More Women Take CEO Jobs But Parity Still Decades Away

Laura Sanderson Co-leads the Board and CEO Advisory Partners in Europe and Luke Meynell Co-leads the Board & CEO Advisory Partners in the UK at Russell Reynolds Associates. This post is based on their Russell Reynolds memorandum. Related research from the Program on Corporate Governance includes Politics and Gender in the Executive Suite (discussed on the Forum here) by Alma Cohen, Moshe Hazan, and David Weiss; Will Nasdaq’s Diversity Rules Harm Investors? (discussed on the Forum here) by Jesse M. Fried; and Duty and Diversity (discussed on the Forum here) by Chris Brummer and Leo E. Strine, Jr.

When we analyzed the 1,822 companies listed on the world’s leading stock indices, we found a total of 106 CEOs left their positions in the first half of 2023. This is just two fewer than we saw in the first half of 2022, which was a record year for CEO turnover.

This high level of departures should be creating an opportunity to accelerate progress on gender parity among CEOs.

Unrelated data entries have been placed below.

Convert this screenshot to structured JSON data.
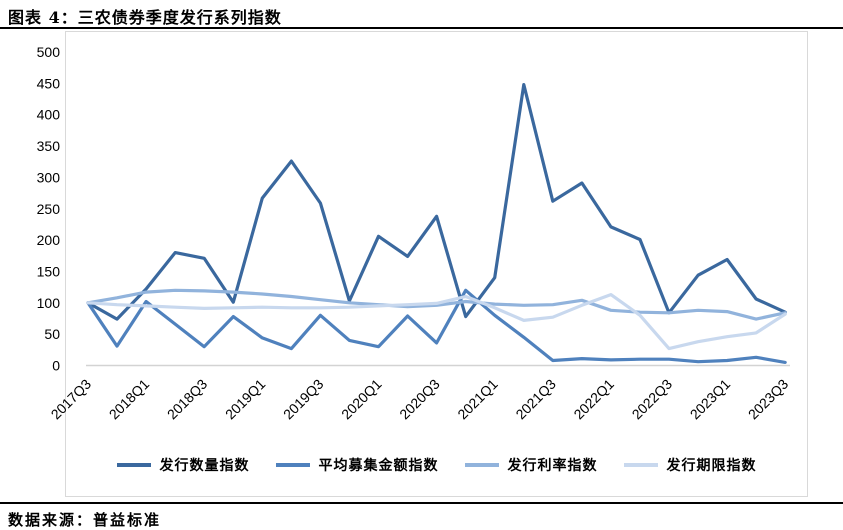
{
  "header": {
    "title": "图表 4：三农债券季度发行系列指数"
  },
  "footer": {
    "source": "数据来源：普益标准"
  },
  "chart_data": {
    "type": "line",
    "title": "三农债券季度发行系列指数",
    "categories": [
      "2017Q3",
      "2017Q4",
      "2018Q1",
      "2018Q2",
      "2018Q3",
      "2018Q4",
      "2019Q1",
      "2019Q2",
      "2019Q3",
      "2019Q4",
      "2020Q1",
      "2020Q2",
      "2020Q3",
      "2020Q4",
      "2021Q1",
      "2021Q2",
      "2021Q3",
      "2021Q4",
      "2022Q1",
      "2022Q2",
      "2022Q3",
      "2022Q4",
      "2023Q1",
      "2023Q2",
      "2023Q3"
    ],
    "x_tick_labels_shown_every": 2,
    "series": [
      {
        "name": "发行数量指数",
        "color": "#3a689e",
        "values": [
          100,
          74,
          122,
          180,
          171,
          101,
          267,
          326,
          259,
          103,
          206,
          174,
          238,
          78,
          140,
          448,
          262,
          291,
          221,
          201,
          84,
          144,
          169,
          106,
          85
        ]
      },
      {
        "name": "平均募集金额指数",
        "color": "#4f81bd",
        "values": [
          100,
          31,
          102,
          66,
          30,
          78,
          44,
          27,
          80,
          40,
          30,
          79,
          36,
          120,
          80,
          45,
          8,
          11,
          9,
          10,
          10,
          6,
          8,
          13,
          5
        ]
      },
      {
        "name": "发行利率指数",
        "color": "#91b3dc",
        "values": [
          100,
          108,
          117,
          120,
          119,
          117,
          114,
          110,
          105,
          100,
          97,
          94,
          96,
          102,
          98,
          96,
          97,
          104,
          88,
          85,
          84,
          88,
          86,
          74,
          84
        ]
      },
      {
        "name": "发行期限指数",
        "color": "#c8d8ee",
        "values": [
          100,
          97,
          95,
          93,
          91,
          92,
          93,
          92,
          92,
          93,
          95,
          97,
          99,
          110,
          92,
          72,
          77,
          96,
          113,
          80,
          27,
          38,
          46,
          52,
          82
        ]
      }
    ],
    "ylim": [
      0,
      500
    ],
    "ytick_step": 50,
    "grid": false,
    "legend_position": "bottom",
    "axis_line_color": "#d3d3d3"
  }
}
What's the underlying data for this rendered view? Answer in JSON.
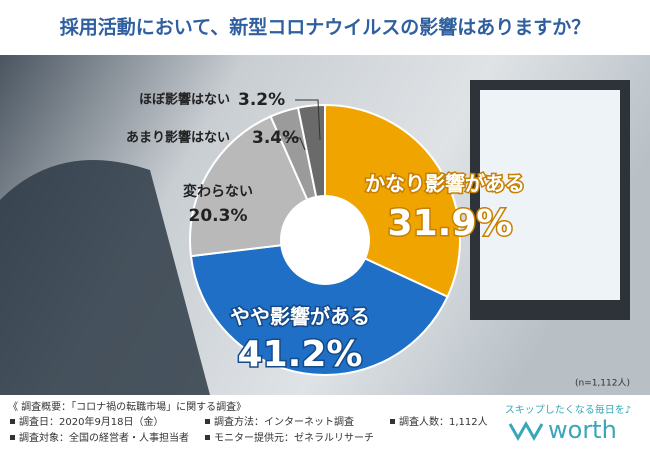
{
  "chart_data": {
    "type": "pie",
    "title": "採用活動において、新型コロナウイルスの影響はありますか？",
    "categories": [
      "かなり影響がある",
      "やや影響がある",
      "変わらない",
      "あまり影響はない",
      "ほぼ影響はない"
    ],
    "values": [
      31.9,
      41.2,
      20.3,
      3.4,
      3.2
    ],
    "value_labels": [
      "31.9%",
      "41.2%",
      "20.3%",
      "3.4%",
      "3.2%"
    ],
    "colors": [
      "#f0a400",
      "#1f6fc6",
      "#b9b9b9",
      "#9b9b9b",
      "#6a6a6a"
    ],
    "note": "(n=1,112人)"
  },
  "footer": {
    "heading": "《 調査概要：「コロナ禍の転職市場」に関する調査》",
    "items": [
      "調査日：2020年9月18日（金）",
      "調査方法：インターネット調査",
      "調査人数：1,112人",
      "調査対象：全国の経営者・人事担当者",
      "モニター提供元：ゼネラルリサーチ"
    ],
    "tagline": "スキップしたくなる毎日を♪",
    "logo": "worth"
  }
}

This year, 13% of those taking a CEO role have been women, up from 2.4% for the first half of 2018.

But the picture varies significantly around the world:

The proportion of CEOs appointed in H1 2023 who are women

13%

S&P 500

27%

FTSE 100

0%

Nikkei 225

And women are still vastly underrepresented in the top job:

How many women CEOs are there?

41

S&P 500

10

FTSE 100

1

Nikkei 225

While we’re pleased to see the corporate world making progress toward gender parity in CEO roles, it’s happening too slowly. At the current rate of change, the world’s leading stock indices won’t see the same number of men and women in CEO seats until the next century.

Two factors are contributing to high CEO turnover

CEOs around the world have steered their organizations through unprecedented times. From COVID-19 to the war in Ukraine, all businesses have faced exceptional challenges – and many CEOs who might have been planning to step down earlier might now feel they can do so without risking further turmoil for their companies.

Boards are also increasingly looking for new leadership. Having survived the last few difficult years, many are now reexamining their strategic goals – and whether they have the right CEO to address them. As the challenges CEOs must now address have multiplied considerably, boards are considering whether they have the right person at the top.

As higher levels of volatility and uncertainty in G7 economies persist, we expect annual CEO turnover to remain high in the years to come. If managed deliberately, this could help accelerate the world toward more equal gender representation in senior leadership.

What does this mean for companies?

High CEO turnover is a challenge for companies. When a CEO leaves, it can disrupt operations and create uncertainty for employees and investors. Companies need to be prepared for CEO turnover and have a plan to ensure a smooth transition.

To prepare for CEO turnover, boards should have a strong CEO succession plan.

A CEO succession plan should identify which of the organization’s current leaders have the potential, with the right support and development, to become CEO. It should also outline what it will take to prepare each candidate for the role.

While CEO turnover presents a challenge for companies, it’s also an opportunity. When a CEO leaves, it’s a chance for the company to reset and bring in leadership capable of delivering the next phase of its evolution. Companies that can manage CEO turnover effectively can and should emerge stronger than ever.